It's Wednesday evening. The wind carries a sound of trash russian pop with a baseline provided by synthesized accordion pulled in a distinctively slavic manner and kick.wav from the valley that has buildings some of which have cardboard windows and are guarded by array of dogs of indescribable breed. A female vocal sings in russian how "nobody knows and understands it, only mom does". The volume of the sound doubles every hour.

It is 3AM and the volume has peaked. A man's voice sings a sorrowful story of his brother dying in jail, convicted over something trivial, like murder. The synthesized accordion is still pulled in a distinctly slavic manner, and kick.wav is still in fashion. There are screams of women, an array of distinct barks and shouts of men carried over from the valley.

It is 6AM on a Thursday. The sun has risen an hour before, illuminating the fields, forests and the valley in a cheerful summers' light. The shouts have subsided an hour ago, and it seems that even the dogs got tired of barking. The volume is still at its' peak, slavordionkickwav notwithstanding. Voice of indeterminate gender is celebrating joys of dying for the motherland.

Around the noon, the music abruptly stops. A beaten silver vehicle leaves the valley, full of men. It speeds over the dirt road, raising trails of dust, the driver blissfully oblivious to the woeful condition of both the road and the suspension of a vehicle.

They return an hour later, and the music continues towards the evening.
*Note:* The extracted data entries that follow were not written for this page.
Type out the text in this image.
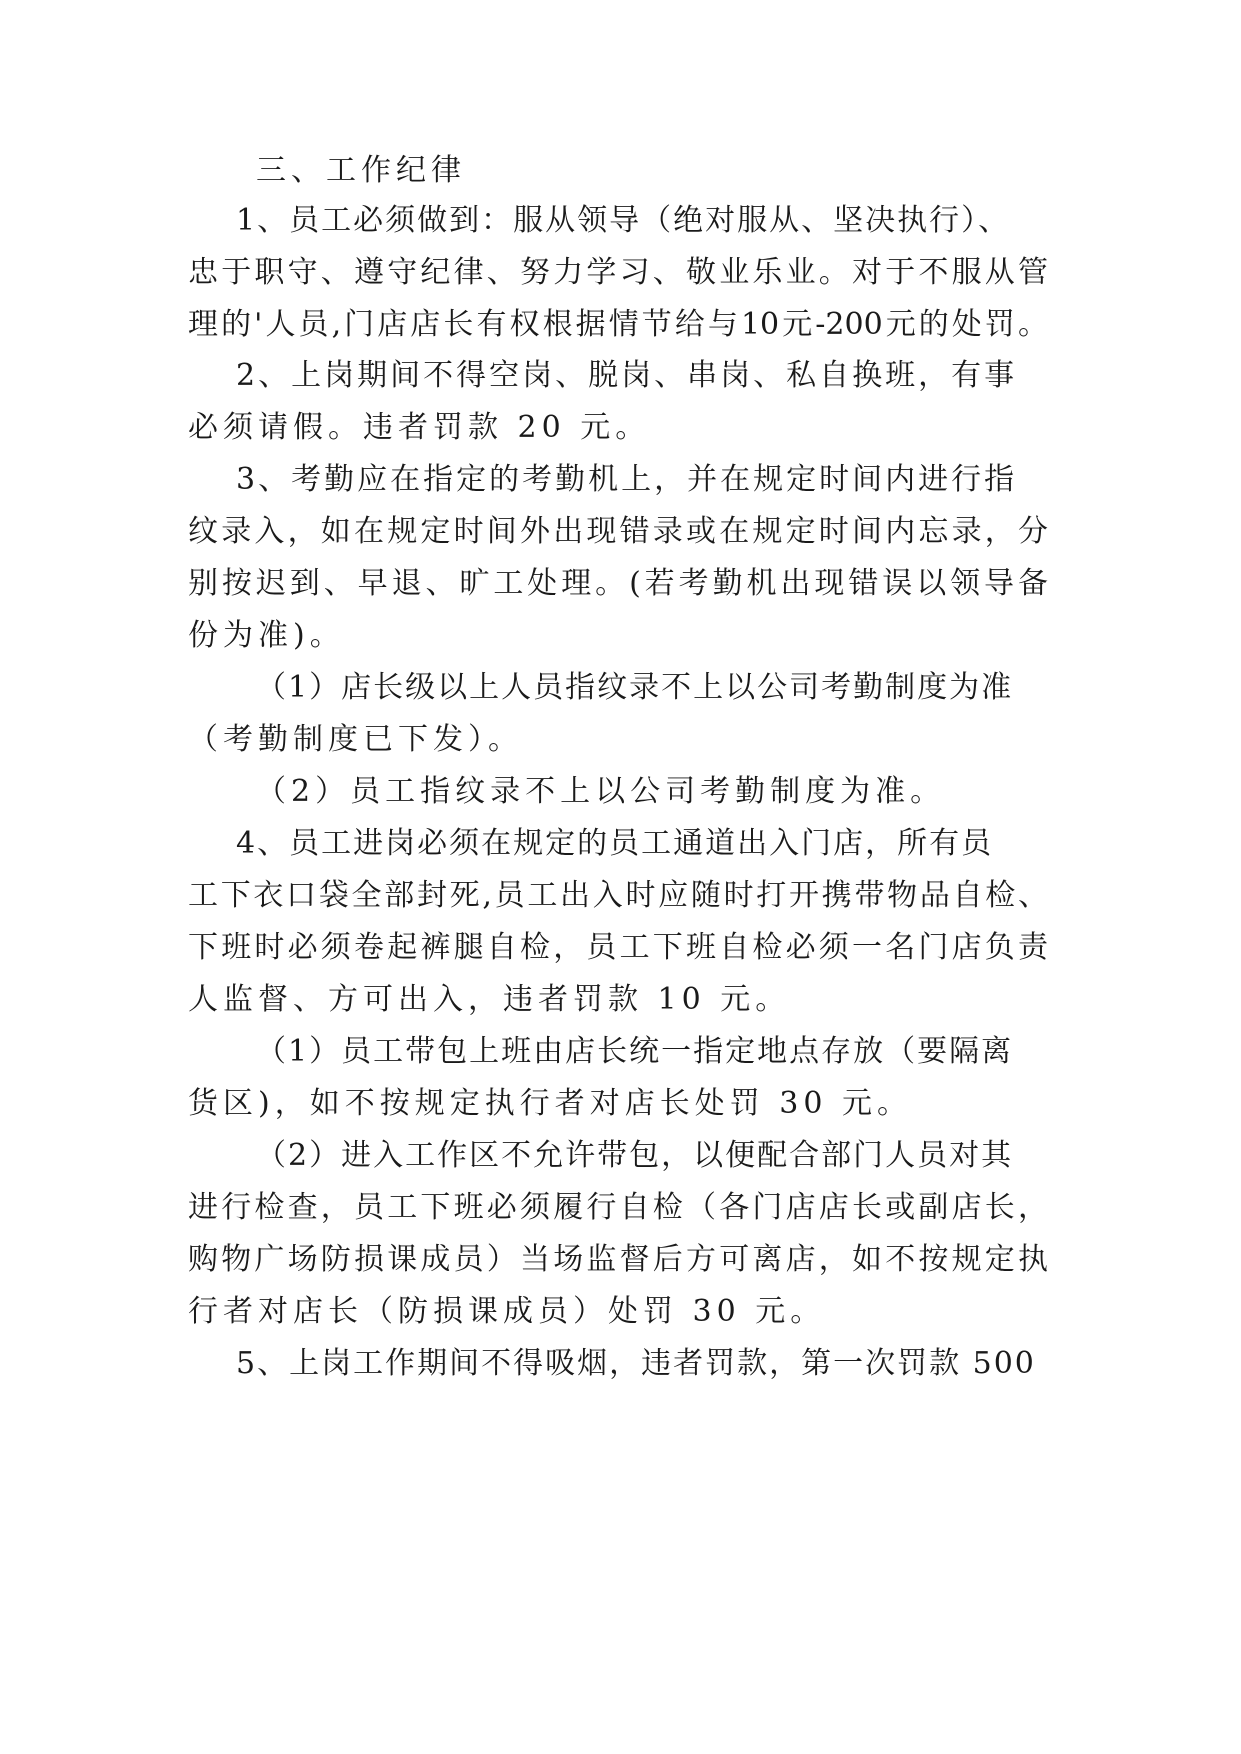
三、工作纪律

1、员工必须做到：服从领导（绝对服从、坚决执行）、

忠于职守、遵守纪律、努力学习、敬业乐业。对于不服从管

理的'人员,门店店长有权根据情节给与10元-200元的处罚。

2、上岗期间不得空岗、脱岗、串岗、私自换班，有事

必须请假。违者罚款 20 元。

3、考勤应在指定的考勤机上，并在规定时间内进行指

纹录入，如在规定时间外出现错录或在规定时间内忘录，分

别按迟到、早退、旷工处理。(若考勤机出现错误以领导备

份为准)。

（1）店长级以上人员指纹录不上以公司考勤制度为准

（考勤制度已下发）。

（2）员工指纹录不上以公司考勤制度为准。

4、员工进岗必须在规定的员工通道出入门店，所有员

工下衣口袋全部封死,员工出入时应随时打开携带物品自检、

下班时必须卷起裤腿自检，员工下班自检必须一名门店负责

人监督、方可出入，违者罚款 10 元。

（1）员工带包上班由店长统一指定地点存放（要隔离

货区)，如不按规定执行者对店长处罚 30 元。

（2）进入工作区不允许带包，以便配合部门人员对其

进行检查，员工下班必须履行自检（各门店店长或副店长，

购物广场防损课成员）当场监督后方可离店，如不按规定执

行者对店长（防损课成员）处罚 30 元。

5、上岗工作期间不得吸烟，违者罚款，第一次罚款 500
Oh! i know this one! It's about how some things can only by understood by someones' momma.


It's saturday evening and the past few days were a faithful reenactment of some slavic groundhogs' day. But change is in the air - the air is tense with charge; the sky has become overcast, and there is darkness rising from the east. The music stops abruptly and mid-story. By now it feels wrong to hear something else and the peaceful sounds of wind rustling the leaves on the trees and birds singing distantly sounds eerie and foreboding. There are shouts and barking in the valley, and it feels like a general commotion as a column of dark smoke rises towards the heavens. They have finally done it, I think to myself, they have finally summoned the slavic satan.

Several fire engines, a single ambulance and a police car arrive a half an hour later, as a dark cloud finally rolls over the fields and the valley. Strobes of blue and some red make it look like a silent disco. It evokes a feeling of longing for something that was never there. It evokes a feeling of things ending prematurely. It evokes a feeling of shameful relief when someone who has been bedridden for years finally dies.

As the emergency services leave in a neat line, I finally open the windows to let some air in. The air smells like burnt tires. A sigh escapes my lips. "But at least that's over", I think, knowing perfectly well that it will repeat a month later.